Technical analysis: Bitcoin price rally likely to continue
Analysts behind the quantitative intraday trading firm 52kskew noted a clean Bitcoin uptrend and resistance between $38,000 and $40,000 levels. Analysts noted that demand is likely between $35,000 to $31,000 and this offers a dip-buying opportunity for traders, on the 4-hour price chart.
BTC/USDT 4-hour chart
Technical analysts have noted a loss of momentum from buyers, despite the ongoing uptrend and believe bulls will need to reclaim the $37,500 level and the 21-day Exponential Moving Average (EMA) on the 4-hour chart to sustain recent gains.
$BTC 4H
— Skew Δ (@52kskew) November 27, 2023
Still clean uptrend till the trendline & structure is broken
for now clear resistance is $38K - $40K
Demand is likely $35K - $31K ~ dip buying opportunity with closes above $30K
4H / 1D Systematic trend
Price still respecting the trend, however clear loss of… pic.twitter.com/u1EbqO0wkm
Bitcoin price expansion outside $38,414 and $35,632 on either side could induce volatility in BTC, according to 52kskew.
Cryptocurrency prices FAQs
How do new token launches or listings affect cryptocurrency prices?
Token launches like Arbitrum’s ARB airdrop and Optimism OP influence demand and adoption among market participants. Listings on crypto exchanges deepen the liquidity for an asset and add new participants to an asset’s network. This is typically bullish for a digital asset.

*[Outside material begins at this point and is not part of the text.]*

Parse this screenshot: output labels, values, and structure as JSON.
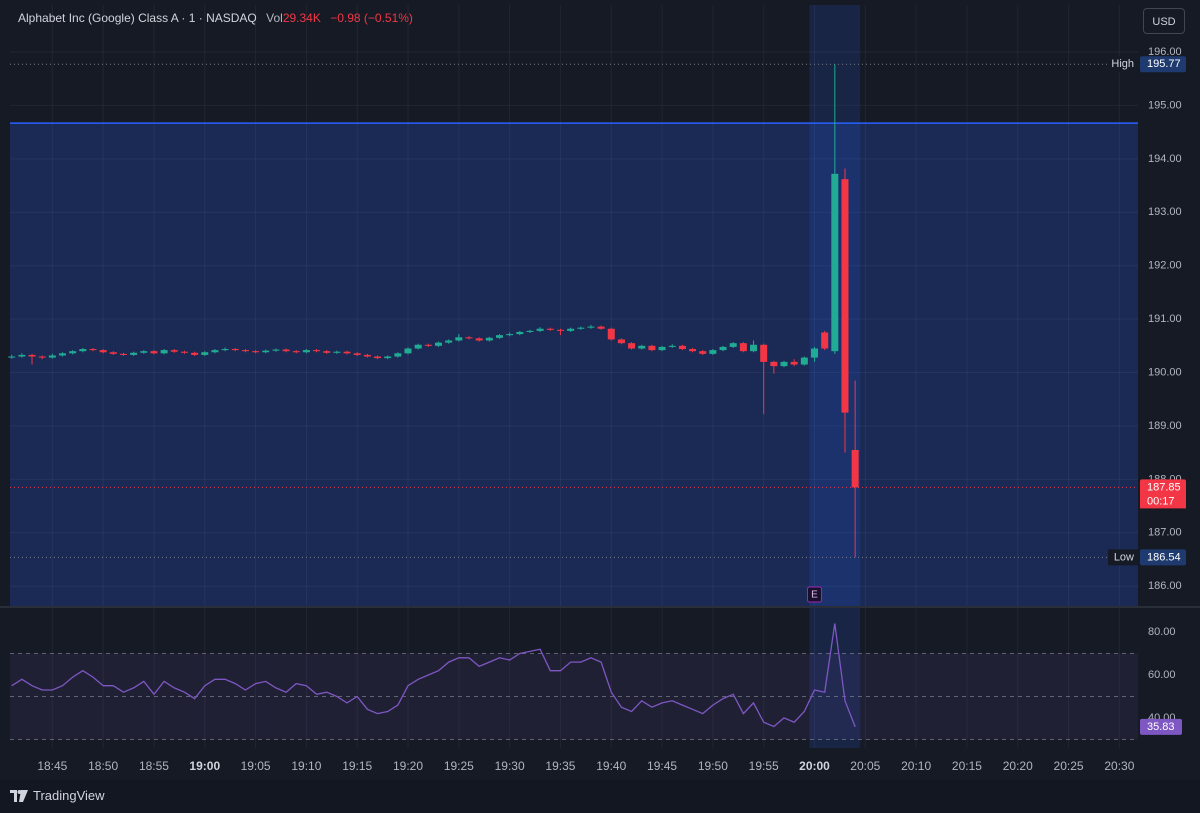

How do hacks affect cryptocurrency prices?
A hack is an event in which an attacker captures a large volume of the asset from a DeFi bridge or hot wallet of an exchange or any other crypto platform via exploits, bugs or other methods. The exploiter then transfers these tokens out of the exchange platforms to ultimately sell or swap the assets for other cryptocurrencies or stablecoins. Such events often involve an en masse panic triggering a sell-off in the affected assets.
How do macroeconomic releases and events affect cryptocurrency prices?
Macroeconomic events like the US Federal Reserve’s decision on interest rates influence risk assets like Bitcoin, mainly through the direct impact they have on the US Dollar. An increase in interest rate typically negatively influences Bitcoin and altcoin prices, and vice versa. If the US Dollar index declines, risk assets and associated leverage for trading gets cheaper, in turn driving crypto prices higher.
How do major crypto upgrades like halvings, hard forks affect cryptocurrency prices?
Halvings are typically considered bullish events as they slash the block reward in half for miners, constricting the supply of the asset. At consistent demand if the supply reduces, the asset’s price climbs. This has been observed in Bitcoin and Litecoin.